Today is Law Day, a national day set aside by President Dwight Eisenhower in 1958 to celebrate the rule of law. But except for lawyers, their professional organizations and some school and civic-minded groups, few Americans take even a moment on this day to think about this bedrock of our system of government and society, much less celebrate it. There is an enduring dislike of lawyers, as according to public opinion polls, lawyers continue to be at the bottom of the list of respected occupations which in my opinion is a bum rap.
Lawyer-bashers like to smugly make their point with this quote from one of Shakespeare’s plays: "The first thing we do, let’s kill all the lawyers." Actually this line is commonly misinterpreted because it is taken out of context. In the play, "Henry VI" (Part 2 Act 4,) one of the characters, Dick the Butcher, makes this comment to his fellow rebels as they plan to overthrow the English government to establish a dictatorship that would take away the rights and freedoms of the people. Shakespeare’s point was that since lawyers are the protectors of the rule of law guaranteeing these rights and freedoms, anyone intending to do away with these rights and freedoms would make it their first order of business to get rid of the lawyers. In other words, lawyers play a key part in a government under a rule of law.
Many lawyers do not play this role in a dramatic or news headline way, such as appearing before the Supreme Court to argue a major case. They do it routinely on a day-to-day basis in their representation of clients in various courts. In criminal cases, their professional duty is to challenge any potential violation of their clients’ rights by government officials. But these challenges go beyond merely protecting the rights of individual clients, as they also in effect protect the public.
According to a recent local story in this newspaper, an attorney challenged the use of four bags of alleged heroin as incriminating evidence against a client who is charged with the criminal possession of the drug. The client was reportedly walking along North Street in Pittsfield with an individual for whom the police had a warrant to search his house four blocks away. The police were following this duo when they decide to stop them which caused the individual in question to drop 68 bags of heroin on the sidewalk.

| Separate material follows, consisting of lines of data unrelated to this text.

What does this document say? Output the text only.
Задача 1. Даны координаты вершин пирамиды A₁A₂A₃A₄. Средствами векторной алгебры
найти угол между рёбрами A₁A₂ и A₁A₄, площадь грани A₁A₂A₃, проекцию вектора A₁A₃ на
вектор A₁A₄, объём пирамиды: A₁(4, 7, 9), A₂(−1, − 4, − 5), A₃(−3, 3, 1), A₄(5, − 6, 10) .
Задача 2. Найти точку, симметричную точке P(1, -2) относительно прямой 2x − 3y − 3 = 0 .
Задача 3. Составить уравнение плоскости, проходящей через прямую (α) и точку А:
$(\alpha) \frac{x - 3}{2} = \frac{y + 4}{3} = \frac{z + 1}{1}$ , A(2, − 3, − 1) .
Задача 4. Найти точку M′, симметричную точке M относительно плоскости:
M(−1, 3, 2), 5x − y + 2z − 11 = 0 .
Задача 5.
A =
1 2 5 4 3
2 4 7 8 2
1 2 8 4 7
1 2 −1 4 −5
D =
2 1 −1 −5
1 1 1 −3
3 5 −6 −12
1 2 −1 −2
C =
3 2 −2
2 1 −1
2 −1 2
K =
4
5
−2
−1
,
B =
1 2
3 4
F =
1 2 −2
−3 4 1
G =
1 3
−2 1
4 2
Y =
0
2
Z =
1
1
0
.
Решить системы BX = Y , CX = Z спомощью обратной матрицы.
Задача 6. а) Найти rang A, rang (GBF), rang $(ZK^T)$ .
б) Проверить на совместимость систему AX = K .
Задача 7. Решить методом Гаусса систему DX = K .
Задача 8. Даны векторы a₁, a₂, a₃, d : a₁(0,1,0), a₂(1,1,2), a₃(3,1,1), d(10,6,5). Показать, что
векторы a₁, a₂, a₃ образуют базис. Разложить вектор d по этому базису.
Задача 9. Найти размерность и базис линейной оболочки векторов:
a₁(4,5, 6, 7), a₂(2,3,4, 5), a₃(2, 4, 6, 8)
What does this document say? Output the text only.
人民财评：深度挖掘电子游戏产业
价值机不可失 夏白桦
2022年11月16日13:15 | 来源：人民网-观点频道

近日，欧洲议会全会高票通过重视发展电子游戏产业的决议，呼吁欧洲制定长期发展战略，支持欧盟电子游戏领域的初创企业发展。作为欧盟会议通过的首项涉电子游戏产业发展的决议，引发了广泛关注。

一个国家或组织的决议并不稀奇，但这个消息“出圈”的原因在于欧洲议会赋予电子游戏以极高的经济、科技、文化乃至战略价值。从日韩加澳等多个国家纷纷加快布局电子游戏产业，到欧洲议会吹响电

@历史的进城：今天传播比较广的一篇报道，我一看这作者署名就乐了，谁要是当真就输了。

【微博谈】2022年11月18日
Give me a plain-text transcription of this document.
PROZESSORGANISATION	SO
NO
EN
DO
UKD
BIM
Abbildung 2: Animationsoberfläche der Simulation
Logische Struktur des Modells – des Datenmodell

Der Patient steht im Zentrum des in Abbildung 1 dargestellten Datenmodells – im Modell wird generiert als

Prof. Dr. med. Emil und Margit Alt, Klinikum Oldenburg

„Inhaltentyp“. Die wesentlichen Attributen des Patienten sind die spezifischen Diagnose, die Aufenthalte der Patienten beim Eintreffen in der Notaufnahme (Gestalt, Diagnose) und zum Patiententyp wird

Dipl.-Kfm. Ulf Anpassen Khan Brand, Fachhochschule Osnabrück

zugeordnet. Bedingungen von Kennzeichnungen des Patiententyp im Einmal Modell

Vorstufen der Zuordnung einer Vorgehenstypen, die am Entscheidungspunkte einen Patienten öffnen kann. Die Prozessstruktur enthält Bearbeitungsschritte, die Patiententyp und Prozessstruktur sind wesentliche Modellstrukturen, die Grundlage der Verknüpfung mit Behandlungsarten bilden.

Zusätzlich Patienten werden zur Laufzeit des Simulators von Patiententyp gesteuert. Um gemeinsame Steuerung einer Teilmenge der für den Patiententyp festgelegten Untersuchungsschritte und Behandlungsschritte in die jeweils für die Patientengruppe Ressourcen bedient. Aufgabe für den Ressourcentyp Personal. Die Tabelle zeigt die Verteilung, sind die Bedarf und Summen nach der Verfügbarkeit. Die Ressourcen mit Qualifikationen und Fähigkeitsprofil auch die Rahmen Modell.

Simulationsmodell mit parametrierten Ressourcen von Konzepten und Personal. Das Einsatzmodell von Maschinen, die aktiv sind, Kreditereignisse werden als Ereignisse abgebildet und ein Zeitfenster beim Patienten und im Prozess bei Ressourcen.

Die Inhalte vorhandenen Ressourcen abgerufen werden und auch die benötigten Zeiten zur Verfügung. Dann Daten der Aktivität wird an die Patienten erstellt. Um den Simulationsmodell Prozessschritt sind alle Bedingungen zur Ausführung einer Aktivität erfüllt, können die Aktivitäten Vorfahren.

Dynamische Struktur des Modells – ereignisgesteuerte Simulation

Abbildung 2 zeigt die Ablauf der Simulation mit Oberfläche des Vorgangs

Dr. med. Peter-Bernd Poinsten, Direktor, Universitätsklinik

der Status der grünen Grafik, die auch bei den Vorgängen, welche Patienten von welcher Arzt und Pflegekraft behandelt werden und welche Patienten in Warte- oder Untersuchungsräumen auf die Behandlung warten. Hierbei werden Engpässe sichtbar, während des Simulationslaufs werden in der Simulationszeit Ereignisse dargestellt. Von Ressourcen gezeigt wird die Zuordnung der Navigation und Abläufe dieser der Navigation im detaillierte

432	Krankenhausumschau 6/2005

His companion, the lawyer’s client, was then frisked and four bags of heroin were found on him. Both of them were then arrested.
One of the officers testified that these individuals did nothing to put him in fear, did not show weapons, did not try to run away, did not exchange drugs, nor did anything to make the officer believe they were going to commit a crime. The only thing this officer reportedly said was that the lawyer’s client happened to be walking in the company of the individual who was an alleged drug dealer.

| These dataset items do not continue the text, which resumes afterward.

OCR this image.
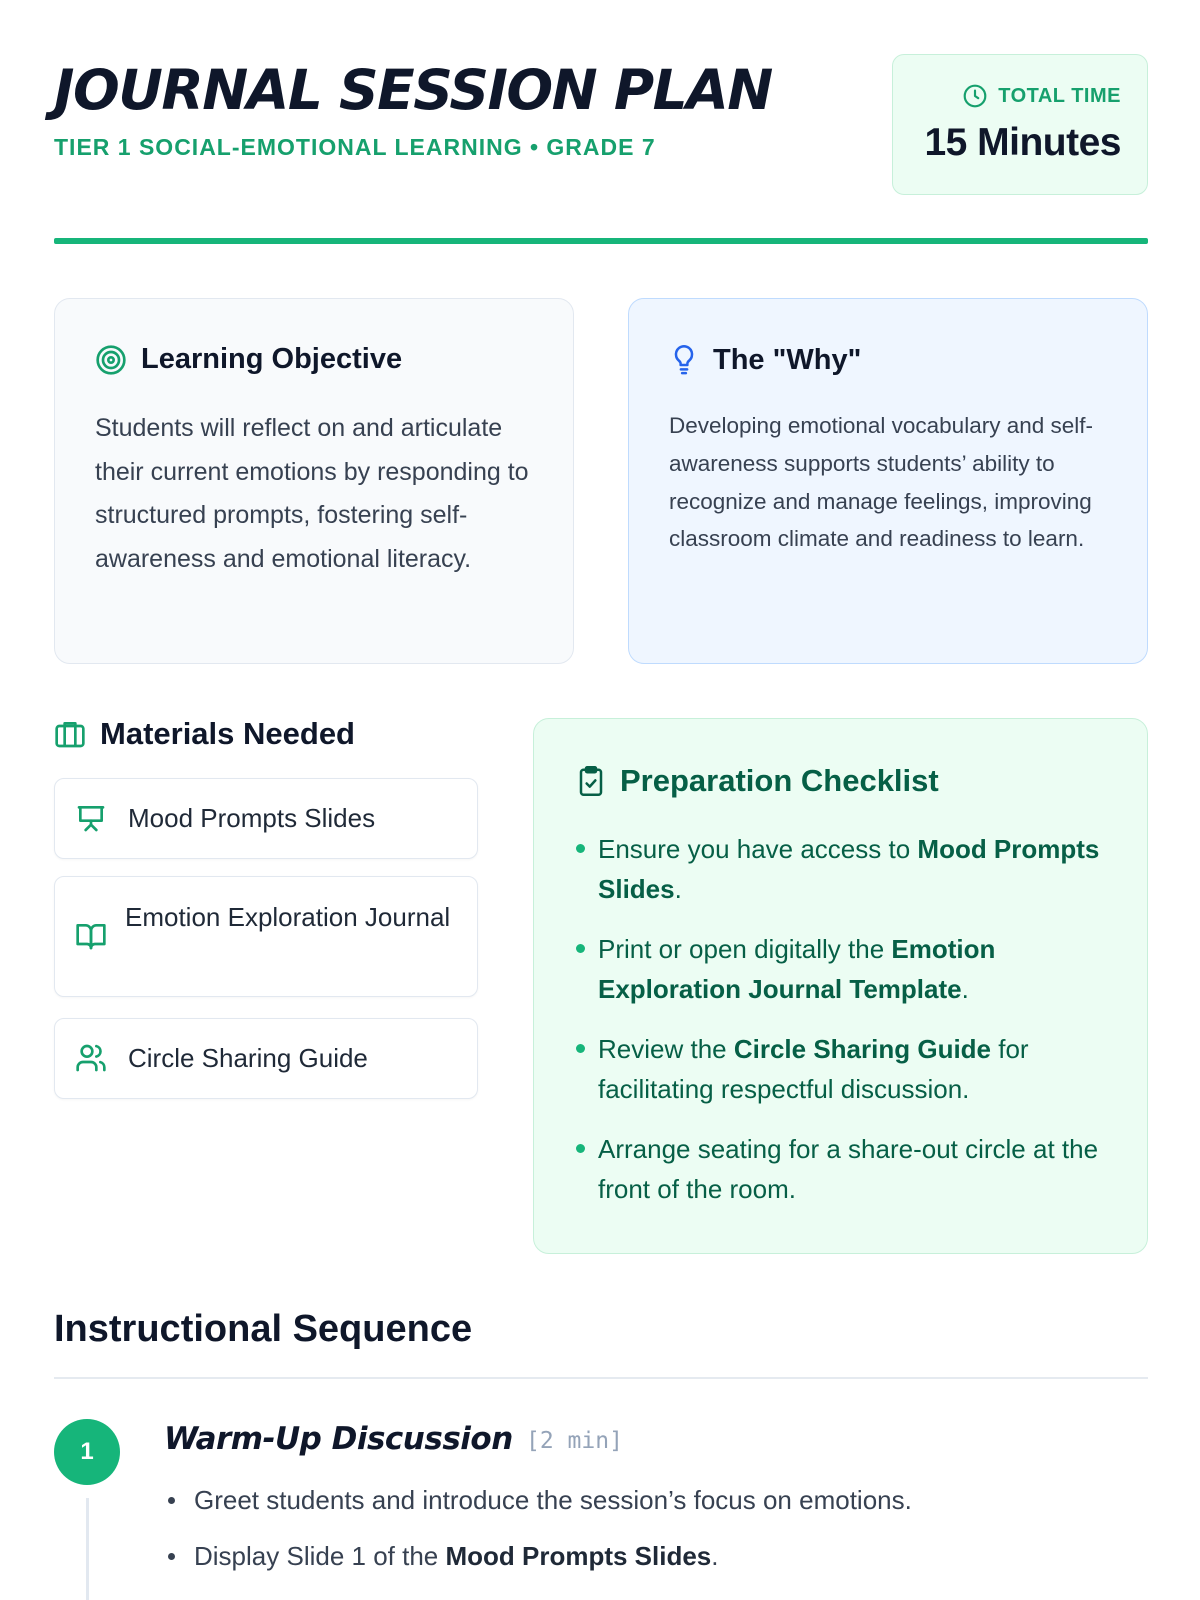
JOURNAL SESSION PLAN
TIER 1 SOCIAL-EMOTIONAL LEARNING • GRADE 7
TOTAL TIME
15 Minutes
Learning Objective

Students will reflect on and articulate their current emotions by responding to structured prompts, fostering self-awareness and emotional literacy.

The "Why"

Developing emotional vocabulary and self-awareness supports students’ ability to recognize and manage feelings, improving classroom climate and readiness to learn.

Materials Needed
Mood Prompts Slides
Emotion Exploration Journal
Circle Sharing Guide
Preparation Checklist
Ensure you have access to Mood Prompts Slides.
Print or open digitally the Emotion Exploration Journal Template.
Review the Circle Sharing Guide for facilitating respectful discussion.
Arrange seating for a share-out circle at the front of the room.
Instructional Sequence
1	Warm-Up Discussion [2 min]
Greet students and introduce the session’s focus on emotions.
Display Slide 1 of the Mood Prompts Slides.
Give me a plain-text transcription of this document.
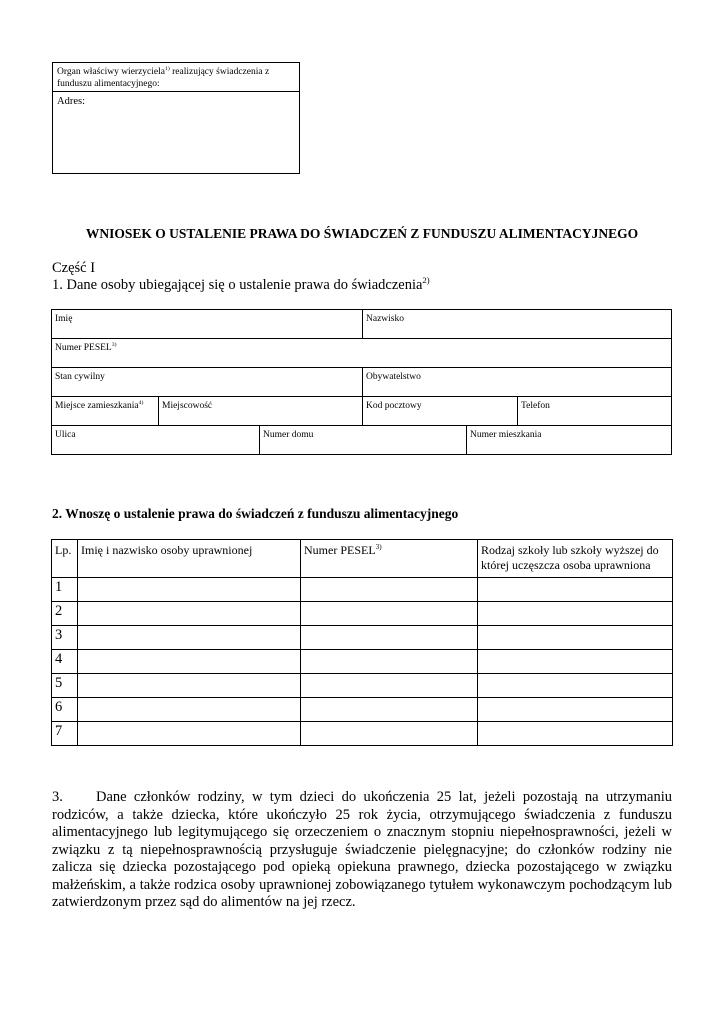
Organ właściwy wierzyciela$^{1)}$ realizujący świadczenia z funduszu alimentacyjnego:
Adres:
WNIOSEK O USTALENIE PRAWA DO ŚWIADCZEŃ Z FUNDUSZU ALIMENTACYJNEGO
Część I
1. Dane osoby ubiegającej się o ustalenie prawa do świadczenia$^{2)}$
Imię	Nazwisko
Numer PESEL$^{3)}$
Stan cywilny	Obywatelstwo
Miejsce zamieszkania$^{4)}$	Miejscowość	Kod pocztowy	Telefon
Ulica	Numer domu	Numer mieszkania
2. Wnoszę o ustalenie prawa do świadczeń z funduszu alimentacyjnego
Lp.	Imię i nazwisko osoby uprawnionej	Numer PESEL$^{3)}$	Rodzaj szkoły lub szkoły wyższej do której uczęszcza osoba uprawniona
1			
2			
3			
4			
5			
6			
7			
3. Dane członków rodziny, w tym dzieci do ukończenia 25 lat, jeżeli pozostają na utrzymaniu rodziców, a także dziecka, które ukończyło 25 rok życia, otrzymującego świadczenia z funduszu alimentacyjnego lub legitymującego się orzeczeniem o znacznym stopniu niepełnosprawności, jeżeli w związku z tą niepełnosprawnością przysługuje świadczenie pielęgnacyjne; do członków rodziny nie zalicza się dziecka pozostającego pod opieką opiekuna prawnego, dziecka pozostającego w związku małżeńskim, a także rodzica osoby uprawnionej zobowiązanego tytułem wykonawczym pochodzącym lub zatwierdzonym przez sąd do alimentów na jej rzecz.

This lawyer’s challenge goes beyond the representation of his client. He in effect is doing it to protect the right of anyone from being stopped, patted down and arrested for any incriminating evidence found on their persons merely for walking on a public city sidewalk in the company of a person who is an alleged known criminal.
Lawyers on a more basic level became a necessary part of society because not every human being is honest and law-abiding. As one writer noted, lawyers filled a need in society as "repairmen" to deal with the "nitty-gritty" problems that developed ever since people first decided to live in civilized societies. There really is no other professional group in our society that people can call to deal with problems ranging from landlord-tenant matters, to seeking recourse from contractors who do shoddy work and merchants who sell shoddy products, to seeking compensation for damages caused by the fault of others, to settling marital disputes, and I could keep adding a multitude of other problems.
Despite the fact that lawyers are important protectors of the rights and freedom of people and are much sought after to deal with the day-to-day problems that occur in our society, they continue to be maligned. Why? Because it is the nature of the matters they work on. For the most part they deal with matters that cause people grief. I have joked with my fellow lawyers that we should call our briefcases, griefcases because of the mainly grief-filled files in them.
Unfortunately, some of the blame for these problems eventually gets transferred by the clients to their lawyers. And worse, some consider lawyers to be as bad as the clients they represent. In Durham, N.C., according to a blog by professor of law and writer Jonathan Turley, there is an investigation ongoing into the conduct of a police chief who is alleged to have said that a public defender deserved to be shot because he represents accused criminals.
This Law Day, I urge people to consider the important contributions of lawyers to our democracy and our society.
A Pittsfield lawyer, Robert F. Jakubowicz is a regular Eagle contributor.